What I’m trying to say is that good viz can help make insights much more pronounced. Case in point- what if I gave you a chart mapping the distribution of total shares by sentiment?
And shares by readability?
And what about readability by sentiment?
All somewhat interesting but these charts don’t tell us much by themselves. But what if I could combine all of these into one three-dimensional view?
Optimal Social Zone
Notice how when we view this in three dimensions that there seems to be a vortex-esque shape forming between a sentiment score of 0.2–0.6 and a readability score of 35–75. We call this the Optimal Social Zone. Posts with too many negative keywords (low sentiment) or overly complex language (low readability) aren’t getting the top posts. Nearly all of the top performing posts seem to fall in this range, suggesting that while you might not get a lot of shares simply because it has those qualities, you’re unlikely to score well if it falls outside of that range. A larger sample size and more rigorous analysis will be needed to confirm this but it’s a really interesting early finding.

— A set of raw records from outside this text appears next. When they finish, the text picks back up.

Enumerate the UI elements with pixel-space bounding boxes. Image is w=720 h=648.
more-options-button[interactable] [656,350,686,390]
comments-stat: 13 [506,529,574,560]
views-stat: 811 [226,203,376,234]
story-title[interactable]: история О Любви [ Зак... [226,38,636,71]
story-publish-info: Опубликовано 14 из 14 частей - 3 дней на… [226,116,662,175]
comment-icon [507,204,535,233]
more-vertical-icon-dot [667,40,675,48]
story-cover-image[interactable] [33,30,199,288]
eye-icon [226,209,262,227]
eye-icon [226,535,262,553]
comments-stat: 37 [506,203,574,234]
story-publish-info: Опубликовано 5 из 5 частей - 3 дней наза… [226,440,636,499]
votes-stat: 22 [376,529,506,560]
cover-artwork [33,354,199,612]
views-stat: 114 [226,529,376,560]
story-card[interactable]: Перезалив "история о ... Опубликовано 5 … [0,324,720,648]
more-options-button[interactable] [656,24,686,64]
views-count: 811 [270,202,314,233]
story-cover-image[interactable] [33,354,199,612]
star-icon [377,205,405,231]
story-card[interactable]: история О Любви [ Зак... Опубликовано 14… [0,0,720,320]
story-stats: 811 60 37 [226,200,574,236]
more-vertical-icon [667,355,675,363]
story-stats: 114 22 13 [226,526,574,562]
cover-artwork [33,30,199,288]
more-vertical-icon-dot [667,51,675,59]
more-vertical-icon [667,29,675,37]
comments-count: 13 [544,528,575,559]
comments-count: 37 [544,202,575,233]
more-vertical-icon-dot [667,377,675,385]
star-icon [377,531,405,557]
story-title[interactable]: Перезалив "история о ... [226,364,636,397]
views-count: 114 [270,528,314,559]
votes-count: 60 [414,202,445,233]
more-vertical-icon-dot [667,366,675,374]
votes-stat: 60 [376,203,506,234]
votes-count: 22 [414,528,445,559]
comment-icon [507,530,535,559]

What’s also interesting is that you can see a clear pattern of higher shares as readability increases (i.e. becomes easier.) Sharing begins rising around 35 — approximately college level — and peaks around 75, which corresponds to about a 7th grade reading level.
Because there are many more less-frequently shared posts, it’s a bit difficult to see how this patterns holds for the entire distribution. The top posts are easy to see but what about the lower ones. Are these high ranking posts outliers? Let’s log transform total social shares to spread the distribution out more.
So What Did We Learn (Part II)
- When you don’t have the time to build your own algorithm, stand on the shoulders of giants. Let a platform like Bluemix do the heavy lifting.
- Aries workflows have way more use cases than just transferring data between DBs and SaaS products. It’s really fun to see how fast they can speed up our internal projects.
- Keywords are going to be critical to monitor moving forward. They’re already proving interesting but how they change over time by competitor will be where the real value lies.
- Keep it in the Optimal Social Zone (sentiment 0.2–0.6 and readability 35–75, preferably on the higher/easier end) and you’re golden. Get away from long, technical jargon and run-on sentences as much as you can. 7/8th grade reading level scores highest. The highest posts had a sentiment range of 0.2–0.6; positive but not overly positive for its own sake.
- Data viz isn’t voodoo. There are seven guiding cognitive principles that govern our ability to visually process complexity. Follow these principles.
- Plot.ly is an outrageously generous company. Their API is incredibly impressive and mind-numbingly easy to use with R. Highly recommend adding them to your stack for any scientific computing projects you might be doing.
That’s a really good question. There are some cool ideas we’re cooking up on where to take this next, but I’ll leave a little mystery and save that part for Part III.
Ultimately, the goal of this project is to turn it into an autonomous monitoring system that continuously pulls in all new content from sources we set, runs it through various analytical processes, and powers dashboards/alerts to help us make smarter decisions in real-time. We’ll get there eventually and are planning to open-source it entirely when it’s to a state worth sharing (already have a project name picked out and everything.)